My name is Arif Ullah. My family moved from Bangladesh to the United States when I was 6 years old. I grew up in New York. I've shopped at JC Penney and Gap, and now I am outraged to learn that these companies and others have refused to adopt meaningful safety measures to protect the lives of the workers in my home country who sew their clothing.
This deliberate negligence has resulted in yet another tragic incident in recent weeks, which you've probably seen in the news: more than 1100 people killed as a building in Bangladesh housing six garment factories crumbled to the ground. Even as this death toll continued to climb, a fire at at another clothing factory in Dhaka on Wednesday claimed at least another 8 lives. All these factories were making clothes destined for dozens of US and European retailers, including JC Penney, Children's Place, and Cato. Even in Bangladesh, where horrific tragedies like these due to unsafe factories are all too common, this level of devastation is unprecedented.
Factory workers at the collapsed building were denied their right to refuse dangerous working conditions: they were told they would lose a month’s pay if they didn’t report to work the day after deep and alarming cracks appeared in the walls of the building. The disaster at Rana Plaza is now the deadliest incident in the history of the garment industry the world over. That's why garment workers in Bangladesh are taking to the streets every day to call for accountability in huge numbers.
While I am shocked and horrified at the callousness of companies that prioritize profits over human lives, I am in no way helpless. Today, I ask you to join me in calling on JC Penney, Gap and other companies to make immediate safety improvements in their supplier factories and to put an end to the murders of garment workers in Bangladesh once and for all.

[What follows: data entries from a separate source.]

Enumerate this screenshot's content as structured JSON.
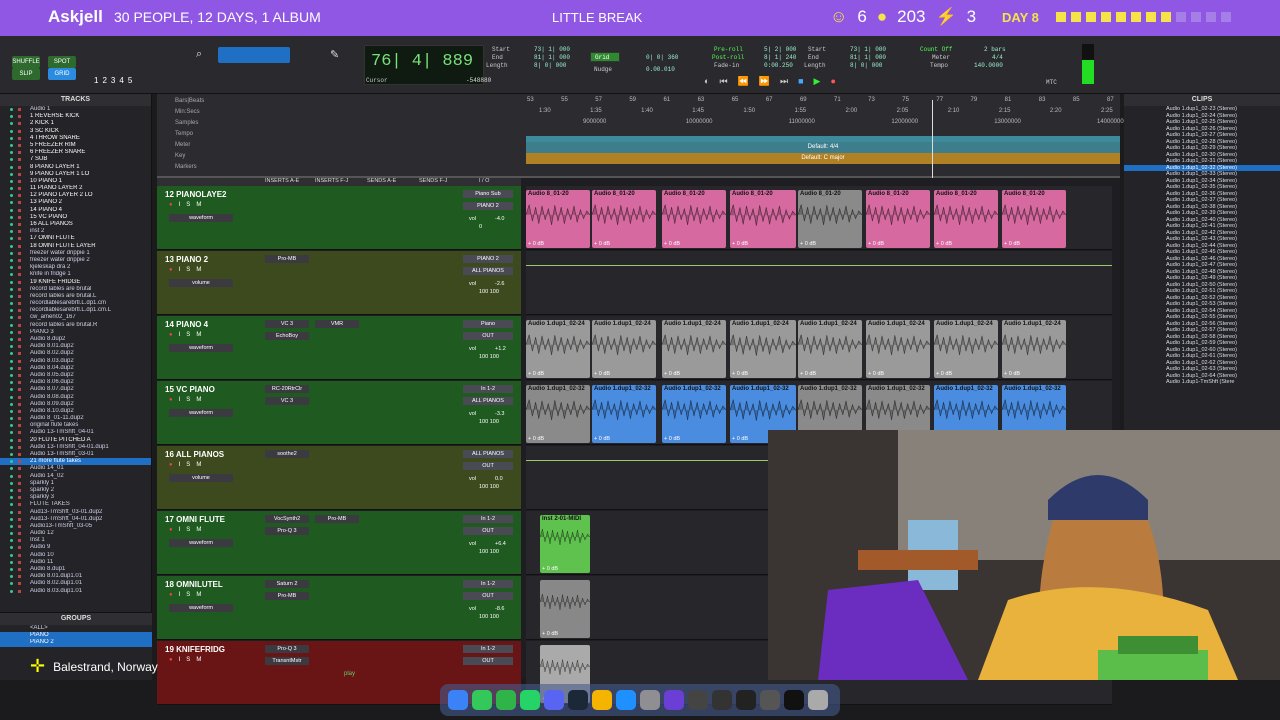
{
  "banner": {
    "name": "Askjell",
    "subtitle": "30 PEOPLE, 12 DAYS, 1 ALBUM",
    "center": "LITTLE BREAK",
    "stat1": "6",
    "stat2": "203",
    "stat3": "3",
    "day": "DAY 8",
    "dots_on": 8,
    "dots_total": 12,
    "colors": {
      "bg": "#8f57e4",
      "accent": "#f6e34a"
    }
  },
  "transport": {
    "counter_main": "76| 4| 889",
    "cursor_label": "Cursor",
    "cursor_value": "-548880",
    "start_label": "Start",
    "end_label": "End",
    "length_label": "Length",
    "start": "73| 1| 000",
    "end": "81| 1| 000",
    "length": "8| 0| 000",
    "grid_label": "Grid",
    "grid_value": "0| 0| 360",
    "nudge_label": "Nudge",
    "nudge_value": "0.00.010",
    "preroll_label": "Pre-roll",
    "postroll_label": "Post-roll",
    "fadein_label": "Fade-in",
    "preroll": "5| 2| 000",
    "postroll": "8| 1| 240",
    "fadein": "0:00.250",
    "start2": "73| 1| 000",
    "end2": "81| 1| 000",
    "length2": "8| 0| 000",
    "countoff_label": "Count Off",
    "countoff": "2 bars",
    "meter_label": "Meter",
    "meter": "4/4",
    "tempo_label": "Tempo",
    "tempo": "140.0000",
    "mtc": "MTC",
    "mode_buttons": [
      "SHUFFLE",
      "SPOT",
      "SLIP",
      "GRID"
    ],
    "zoom_numbers": [
      "1",
      "2",
      "3",
      "4",
      "5"
    ]
  },
  "tracks_panel": {
    "title": "TRACKS",
    "items": [
      "Audio 1",
      "1 REVERSE KICK",
      "2 KICK 1",
      "3 SC KICK",
      "4 THROW SNARE",
      "5 FREEZER RIM",
      "6 FREEZER SNARE",
      "7 SUB",
      "8 PIANO LAYER 1",
      "9 PIANO LAYER 1 LO",
      "10 PIANO 1",
      "11 PIANO LAYER 2",
      "12 PIANO LAYER 2 LO",
      "13 PIANO 2",
      "14 PIANO 4",
      "15 VC PIANO",
      "16 ALL PIANOS",
      "inst 2",
      "17 OMNI FLUTE",
      "18 OMNI FLUTE LAYER",
      "freezer water drippie 1",
      "freezer water drippie 2",
      "kjeleskap dra 2",
      "knife in fridge 1",
      "19 KNIFE FRIDGE",
      "record lables are brutal",
      "record lables are brutal.L",
      "recordlablesarebrtl.L.dp1.cm",
      "recordlablesarebrtl.L.dp1.cm.L",
      "cw_amen02_167",
      "record lables are brutal.R",
      "PIANO 3",
      "Audio 8.dup2",
      "Audio 8.01.dup2",
      "Audio 8.02.dup2",
      "Audio 8.03.dup2",
      "Audio 8.04.dup2",
      "Audio 8.05.dup2",
      "Audio 8.06.dup2",
      "Audio 8.07.dup2",
      "Audio 8.08.dup2",
      "Audio 8.09.dup2",
      "Audio 8.10.dup2",
      "Audio 8_01-11.dup2",
      "original flute takes",
      "Audio 13-TmShft_04-01",
      "20 FLUTE PITCHED A",
      "Audio 13-TmShft_04-01.dup1",
      "Audio 13-TmShft_03-01",
      "21 more flute takes",
      "Audio 14_01",
      "Audio 14_02",
      "sparkly 1",
      "sparkly 2",
      "sparkly 3",
      "FLUTE TAKES",
      "Aud13-TmShft_03-01.dup2",
      "Aud13-TmShft_04-01.dup2",
      "Audio13-TmShft_03-05",
      "Audio 12",
      "Inst 1",
      "Audio 9",
      "Audio 10",
      "Audio 11",
      "Audio 8.dup1",
      "Audio 8.01.dup1.01",
      "Audio 8.02.dup1.01",
      "Audio 8.03.dup1.01"
    ],
    "selected_index": 49
  },
  "groups_panel": {
    "title": "GROUPS",
    "items": [
      "<ALL>",
      "PIANO",
      "PIANO 2"
    ]
  },
  "ruler": {
    "labels": [
      "Bars|Beats",
      "Min:Secs",
      "Samples",
      "Tempo",
      "Meter",
      "Key",
      "Markers"
    ],
    "bars": [
      "53",
      "55",
      "57",
      "59",
      "61",
      "63",
      "65",
      "67",
      "69",
      "71",
      "73",
      "75",
      "77",
      "79",
      "81",
      "83",
      "85",
      "87"
    ],
    "mins": [
      "1:30",
      "1:35",
      "1:40",
      "1:45",
      "1:50",
      "1:55",
      "2:00",
      "2:05",
      "2:10",
      "2:15",
      "2:20",
      "2:25"
    ],
    "samples": [
      "9000000",
      "10000000",
      "11000000",
      "12000000",
      "13000000",
      "14000000"
    ],
    "meter_default": "Default: 4/4",
    "key_default": "Default: C major"
  },
  "mix_headers": [
    "INSERTS A-E",
    "INSERTS F-J",
    "SENDS A-E",
    "SENDS F-J",
    "I / O"
  ],
  "channels": [
    {
      "name": "12 PIANOLAYE2",
      "color": "#1f5a21",
      "inserts": [],
      "io_in": "Piano Sub",
      "io_out": "PIANO 2",
      "view": "waveform",
      "vol": "-4.0",
      "pan": "0",
      "clip": "Audio 8_01-20",
      "clipcolor": "#d66aa0"
    },
    {
      "name": "13   PIANO 2",
      "color": "#3c4a1e",
      "inserts": [
        "Pro-MB"
      ],
      "io_in": "PIANO 2",
      "io_out": "ALL PIANOS",
      "view": "volume",
      "vol": "-2.6",
      "pan": "100  100",
      "clip": "",
      "clipcolor": ""
    },
    {
      "name": "14   PIANO 4",
      "color": "#1f5a21",
      "inserts": [
        "VC 3",
        "EchoBoy",
        "VMR"
      ],
      "io_in": "Piano",
      "io_out": "OUT",
      "view": "waveform",
      "vol": "+1.2",
      "pan": "100  100",
      "clip": "Audio 1.dup1_02-24",
      "clipcolor": "#9a9a9a"
    },
    {
      "name": "15   VC PIANO",
      "color": "#1f5a21",
      "inserts": [
        "RC-20RtrClr",
        "VC 3"
      ],
      "io_in": "In 1-2",
      "io_out": "ALL PIANOS",
      "view": "waveform",
      "vol": "-3.3",
      "pan": "100  100",
      "clip": "Audio 1.dup1_02-32",
      "clipcolor": "#4a8de0"
    },
    {
      "name": "16   ALL PIANOS",
      "color": "#3c4a1e",
      "inserts": [
        "soothe2"
      ],
      "io_in": "ALL PIANOS",
      "io_out": "OUT",
      "view": "volume",
      "vol": "0.0",
      "pan": "100  100",
      "clip": "",
      "clipcolor": ""
    },
    {
      "name": "17   OMNI FLUTE",
      "color": "#1f5a21",
      "inserts": [
        "VocSynth2",
        "Pro-Q 3",
        "Pro-MB"
      ],
      "io_in": "In 1-2",
      "io_out": "OUT",
      "view": "waveform",
      "vol": "+6.4",
      "pan": "100  100",
      "clip": "Inst 2-01-MIDI",
      "clipcolor": "#5fc24f"
    },
    {
      "name": "18   OMNILUTEL",
      "color": "#1f5a21",
      "inserts": [
        "Saturn 2",
        "Pro-MB"
      ],
      "io_in": "In 1-2",
      "io_out": "OUT",
      "view": "waveform",
      "vol": "-8.6",
      "pan": "100  100",
      "clip": "",
      "clipcolor": "#888"
    },
    {
      "name": "19   KNIFEFRIDG",
      "color": "#6a1515",
      "inserts": [
        "Pro-Q 3",
        "TransntMstr"
      ],
      "io_in": "In 1-2",
      "io_out": "OUT",
      "view": "",
      "vol": "",
      "pan": "",
      "clip": "",
      "clipcolor": "#aaa"
    }
  ],
  "clips_panel": {
    "title": "CLIPS",
    "items": [
      "Audio 1.dup1_02-23 (Stereo)",
      "Audio 1.dup1_02-24 (Stereo)",
      "Audio 1.dup1_02-25 (Stereo)",
      "Audio 1.dup1_02-26 (Stereo)",
      "Audio 1.dup1_02-27 (Stereo)",
      "Audio 1.dup1_02-28 (Stereo)",
      "Audio 1.dup1_02-29 (Stereo)",
      "Audio 1.dup1_02-30 (Stereo)",
      "Audio 1.dup1_02-31 (Stereo)",
      "Audio 1.dup1_02-32 (Stereo)",
      "Audio 1.dup1_02-33 (Stereo)",
      "Audio 1.dup1_02-34 (Stereo)",
      "Audio 1.dup1_02-35 (Stereo)",
      "Audio 1.dup1_02-36 (Stereo)",
      "Audio 1.dup1_02-37 (Stereo)",
      "Audio 1.dup1_02-38 (Stereo)",
      "Audio 1.dup1_02-39 (Stereo)",
      "Audio 1.dup1_02-40 (Stereo)",
      "Audio 1.dup1_02-41 (Stereo)",
      "Audio 1.dup1_02-42 (Stereo)",
      "Audio 1.dup1_02-43 (Stereo)",
      "Audio 1.dup1_02-44 (Stereo)",
      "Audio 1.dup1_02-45 (Stereo)",
      "Audio 1.dup1_02-46 (Stereo)",
      "Audio 1.dup1_02-47 (Stereo)",
      "Audio 1.dup1_02-48 (Stereo)",
      "Audio 1.dup1_02-49 (Stereo)",
      "Audio 1.dup1_02-50 (Stereo)",
      "Audio 1.dup1_02-51 (Stereo)",
      "Audio 1.dup1_02-52 (Stereo)",
      "Audio 1.dup1_02-53 (Stereo)",
      "Audio 1.dup1_02-54 (Stereo)",
      "Audio 1.dup1_02-55 (Stereo)",
      "Audio 1.dup1_02-56 (Stereo)",
      "Audio 1.dup1_02-57 (Stereo)",
      "Audio 1.dup1_02-58 (Stereo)",
      "Audio 1.dup1_02-59 (Stereo)",
      "Audio 1.dup1_02-60 (Stereo)",
      "Audio 1.dup1_02-61 (Stereo)",
      "Audio 1.dup1_02-62 (Stereo)",
      "Audio 1.dup1_02-63 (Stereo)",
      "Audio 1.dup1_02-64 (Stereo)",
      "Audio 1.dup1-TmShft (Stere"
    ],
    "selected_index": 9
  },
  "location": "Balestrand, Norway",
  "edit_bottom": "play"
}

These multinational companies have been involved in the scourge of factory disasters in Bangladesh, which could have been prevented had they addressed earlier tragedies and protected workers’ lives as urged by unions and labor rights groups. In December 2010, 29 workers perished in the factory fire at That’s It Sportswear, where workers sewed clothing for JC Penney and Gap Inc. Just last fall, a fire at Tazreen, a Walmart supplier, took the lives of 112 garment workers, and Walmart, nor any of the other US buyers, have offered compensation to the victims.
This pattern of fires and building collapses will not end unless major US retailers make real changes in how they do business in Bangladesh. These companies have been telling us for 20 years to trust them. They have their own private codes of conduct and they monitor themselves or hire outside firms to monitor compliance. The horrific building collapse is the final nail in the coffin of corporate self-regulation. We cannot trust companies to jeopardize workers’ lives with their own corporate-controlled programs.
They must now make a legally binding commitment to keep workers safe: The Accord on Fire and Building Safety in Bangladesh, which 40 companies have already joined. If JCP had signed earlier, hundreds of workers could have been spared gruesome death. These companies have no choice anymore. They must be held legally accountable for their actions. These murders must not be allowed to continue.